Publié le: ven, Avr 7th, 2017

Tabac : augmentation du nombre de morts depuis 1990

En dépit des campagnes contre le tabagisme, le nombre de décès liés au tabac a augmenté de 4,7 % et la mortalité pourrait augmenter.
« Le tabagisme reste le deuxième facteur de risque de décès précoce et d’invalidité. » « Le tabagisme reste le deuxième facteur de risque de décès précoce et d’invalidité. »
Malgré les progrès de la lutte contre le tabac, enregistrés dans la plupart des pays. Le nombre de fumeurs quotidiens et de morts dû au tabac ont augmenté dans le monde depuis 1990, ont alerté jeudi des chercheurs, selon lesquels la guerre contre le tabac est loin d’être gagnée. Un homme sur quatre et une femme sur vingt étaient des fumeurs quotidiens en 2015, soit près d’un milliard, selon le rapport Global Burden of Diseases, établi par un consortium de centaines de scientifiques.
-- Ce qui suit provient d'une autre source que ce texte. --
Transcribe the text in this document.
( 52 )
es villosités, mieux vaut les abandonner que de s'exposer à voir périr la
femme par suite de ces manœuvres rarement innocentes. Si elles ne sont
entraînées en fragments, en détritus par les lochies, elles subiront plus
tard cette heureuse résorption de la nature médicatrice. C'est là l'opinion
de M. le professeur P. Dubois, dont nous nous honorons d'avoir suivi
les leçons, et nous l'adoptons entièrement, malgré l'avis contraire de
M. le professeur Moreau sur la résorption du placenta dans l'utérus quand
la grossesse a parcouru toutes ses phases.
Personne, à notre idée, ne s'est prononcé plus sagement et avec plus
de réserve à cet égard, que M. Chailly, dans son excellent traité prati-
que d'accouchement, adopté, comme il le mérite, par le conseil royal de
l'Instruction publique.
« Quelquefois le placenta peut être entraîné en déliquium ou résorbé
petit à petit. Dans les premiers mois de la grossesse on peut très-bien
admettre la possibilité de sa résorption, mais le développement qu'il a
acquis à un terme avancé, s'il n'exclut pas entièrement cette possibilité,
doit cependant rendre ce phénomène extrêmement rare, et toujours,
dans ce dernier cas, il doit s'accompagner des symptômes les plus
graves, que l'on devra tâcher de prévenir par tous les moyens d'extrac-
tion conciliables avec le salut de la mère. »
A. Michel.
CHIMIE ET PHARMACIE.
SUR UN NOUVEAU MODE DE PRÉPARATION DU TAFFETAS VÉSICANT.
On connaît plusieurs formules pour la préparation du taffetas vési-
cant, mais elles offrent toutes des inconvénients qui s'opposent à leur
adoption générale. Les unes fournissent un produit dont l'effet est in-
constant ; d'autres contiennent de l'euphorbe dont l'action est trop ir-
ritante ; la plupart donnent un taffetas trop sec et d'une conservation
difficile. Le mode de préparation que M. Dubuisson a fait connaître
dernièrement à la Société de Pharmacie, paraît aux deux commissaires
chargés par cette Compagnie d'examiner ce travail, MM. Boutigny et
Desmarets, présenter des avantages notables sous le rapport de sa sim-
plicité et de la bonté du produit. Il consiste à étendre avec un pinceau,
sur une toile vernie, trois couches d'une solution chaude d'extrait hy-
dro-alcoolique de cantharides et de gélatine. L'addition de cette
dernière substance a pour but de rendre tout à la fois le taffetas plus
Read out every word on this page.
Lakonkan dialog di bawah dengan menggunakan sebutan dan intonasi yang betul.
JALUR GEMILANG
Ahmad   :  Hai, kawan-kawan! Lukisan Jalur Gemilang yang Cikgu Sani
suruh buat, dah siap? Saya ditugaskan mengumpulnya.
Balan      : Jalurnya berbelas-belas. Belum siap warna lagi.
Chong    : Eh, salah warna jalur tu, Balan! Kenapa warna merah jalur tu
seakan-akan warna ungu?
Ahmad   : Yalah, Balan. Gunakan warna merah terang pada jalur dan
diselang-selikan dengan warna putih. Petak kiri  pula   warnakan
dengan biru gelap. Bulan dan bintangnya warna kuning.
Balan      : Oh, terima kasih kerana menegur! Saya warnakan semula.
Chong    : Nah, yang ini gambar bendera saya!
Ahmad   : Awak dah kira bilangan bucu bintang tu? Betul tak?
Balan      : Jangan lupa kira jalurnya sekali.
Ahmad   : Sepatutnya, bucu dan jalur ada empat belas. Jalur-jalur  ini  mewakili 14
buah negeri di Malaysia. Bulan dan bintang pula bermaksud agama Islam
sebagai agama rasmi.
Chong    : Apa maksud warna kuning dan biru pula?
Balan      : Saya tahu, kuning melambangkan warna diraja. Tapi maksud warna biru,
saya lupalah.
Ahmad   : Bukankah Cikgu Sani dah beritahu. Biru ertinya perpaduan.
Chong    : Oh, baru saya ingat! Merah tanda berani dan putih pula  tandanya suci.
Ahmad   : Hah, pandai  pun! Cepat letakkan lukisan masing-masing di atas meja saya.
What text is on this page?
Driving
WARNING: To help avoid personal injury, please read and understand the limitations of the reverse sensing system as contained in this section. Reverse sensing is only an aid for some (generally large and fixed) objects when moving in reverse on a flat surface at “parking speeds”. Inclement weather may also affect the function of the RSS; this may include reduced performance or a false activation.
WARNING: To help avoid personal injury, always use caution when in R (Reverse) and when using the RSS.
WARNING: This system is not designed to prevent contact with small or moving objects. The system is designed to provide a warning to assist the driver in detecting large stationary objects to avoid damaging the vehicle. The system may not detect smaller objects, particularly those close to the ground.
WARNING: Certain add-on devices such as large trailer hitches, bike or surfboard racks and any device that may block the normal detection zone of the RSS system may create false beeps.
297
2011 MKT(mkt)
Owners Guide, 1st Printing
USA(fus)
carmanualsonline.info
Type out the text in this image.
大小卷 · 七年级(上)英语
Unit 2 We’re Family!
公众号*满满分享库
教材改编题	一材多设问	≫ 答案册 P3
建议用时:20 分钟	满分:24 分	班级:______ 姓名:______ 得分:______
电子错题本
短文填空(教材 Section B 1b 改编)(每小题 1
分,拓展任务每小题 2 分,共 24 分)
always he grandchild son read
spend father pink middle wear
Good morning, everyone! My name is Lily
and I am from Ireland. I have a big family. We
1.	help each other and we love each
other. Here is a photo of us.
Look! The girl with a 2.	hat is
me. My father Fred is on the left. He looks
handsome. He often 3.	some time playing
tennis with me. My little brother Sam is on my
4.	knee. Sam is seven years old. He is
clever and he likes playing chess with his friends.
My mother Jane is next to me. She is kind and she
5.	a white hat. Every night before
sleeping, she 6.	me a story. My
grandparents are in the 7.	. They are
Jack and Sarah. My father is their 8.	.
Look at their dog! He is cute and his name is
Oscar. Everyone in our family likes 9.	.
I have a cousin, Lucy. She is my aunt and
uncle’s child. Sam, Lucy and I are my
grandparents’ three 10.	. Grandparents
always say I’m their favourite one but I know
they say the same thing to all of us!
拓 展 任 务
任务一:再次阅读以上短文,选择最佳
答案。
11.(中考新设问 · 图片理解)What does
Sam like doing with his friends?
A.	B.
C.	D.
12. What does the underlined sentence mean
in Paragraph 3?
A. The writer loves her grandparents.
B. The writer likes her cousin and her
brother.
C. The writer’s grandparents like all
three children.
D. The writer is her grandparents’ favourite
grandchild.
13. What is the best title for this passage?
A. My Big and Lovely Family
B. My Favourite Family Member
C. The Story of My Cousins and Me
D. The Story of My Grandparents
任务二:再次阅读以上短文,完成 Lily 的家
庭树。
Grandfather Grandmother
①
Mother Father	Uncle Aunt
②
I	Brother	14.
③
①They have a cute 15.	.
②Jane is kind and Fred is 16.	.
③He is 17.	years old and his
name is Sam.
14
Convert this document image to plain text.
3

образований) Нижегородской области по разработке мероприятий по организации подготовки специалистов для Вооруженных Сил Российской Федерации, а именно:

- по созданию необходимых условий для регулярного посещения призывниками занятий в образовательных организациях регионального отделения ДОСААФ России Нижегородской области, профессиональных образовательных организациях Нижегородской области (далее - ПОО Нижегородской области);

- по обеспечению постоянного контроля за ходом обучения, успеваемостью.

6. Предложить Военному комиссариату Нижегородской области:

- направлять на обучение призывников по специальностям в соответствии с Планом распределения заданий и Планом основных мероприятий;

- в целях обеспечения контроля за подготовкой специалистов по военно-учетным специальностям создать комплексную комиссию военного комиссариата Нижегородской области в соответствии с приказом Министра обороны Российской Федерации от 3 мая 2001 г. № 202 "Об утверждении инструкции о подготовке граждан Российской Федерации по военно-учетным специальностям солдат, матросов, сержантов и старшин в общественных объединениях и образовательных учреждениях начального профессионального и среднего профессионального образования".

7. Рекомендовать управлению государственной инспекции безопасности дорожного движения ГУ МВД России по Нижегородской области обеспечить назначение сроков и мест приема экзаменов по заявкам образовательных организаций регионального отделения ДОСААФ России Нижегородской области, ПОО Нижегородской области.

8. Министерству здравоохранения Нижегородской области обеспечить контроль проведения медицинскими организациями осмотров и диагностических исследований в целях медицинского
Il s’agit d’une baisse significative de la proportion de fumeurs quotidiens par rapport à celle qui prévalait 25 ans auparavant, en 1990, où un homme sur trois et une femme sur douze fumaient chaque jour.
Mais en dépit de cette amélioration, le nombre de fumeurs est passé de 870 millions en 1990 à plus de 930 millions, en raison de la croissance démographique mondiale. Et le nombre de décès attribués au tabac – plus de 6,4 millions en 2015 – a augmenté de 4,7 % au cours de la même période. La mortalité pourrait augmenter encore plus, car les principales compagnies de tabac visent de manière agressive de nouveaux marchés, en particulier dans les pays en développement, prévient le rapport publié dans le journal médical The Lancet. Le tabagisme provoque un décès sur dix dans le monde, dont la moitié dans seulement quatre pays : la Chine, l’Inde, les États-Unis et la Russie. Avec l’Indonésie, le Bangladesh, les Philippines, le Japon, le Brésil et l’Allemagne, ils représentent les deux tiers de la consommation mondiale de tabac.
Un fumeur sur deux meurt prématurément

« Le tabagisme reste le deuxième facteur de risque de décès précoce et d’invalidité » après l’hypertension artérielle, selon l’auteur principal Emmanuela Gakidou de l’Institut de mesure et d’évaluation de la santé à l’université de Washington. Certains pays ont connu une forte réduction du tabagisme avec une combinaison de taxes plus élevées, de campagnes d’éducation, d’avertissements et de programmes d’aide à l’arrêt du tabac. Le Brésil, parmi les leaders au cours de la période de 25 ans examinée, est passé de 29 % fumeurs quotidiens à 12 % chez les hommes et de 19 % à 8 % fumeuses. L’Indonésie, le Bangladesh et les Philippines – avec respectivement 47 %, 38 % et 35 % d’hommes fumeurs – n’ont pas enregistré de progrès entre 1990 à 2015.
Selon l’Organisation mondiale de la santé (OMS), le nombre d’hommes et de femmes fumeurs en Afrique subsaharienne augmentera de 50 % d’ici à 2025 par rapport à 2010. La mortalité à venir dans les pays à revenu faible et intermédiaire sera probablement « énorme », note un spécialiste britannique, John Britton, dans un commentaire dans The Lancet. On peut s’attendre à ce que la moitié des fumeurs quotidiens, soit un demi-milliard, meurent prématurément, à moins qu’ils ne cessent de fumer, ajoute-t-il.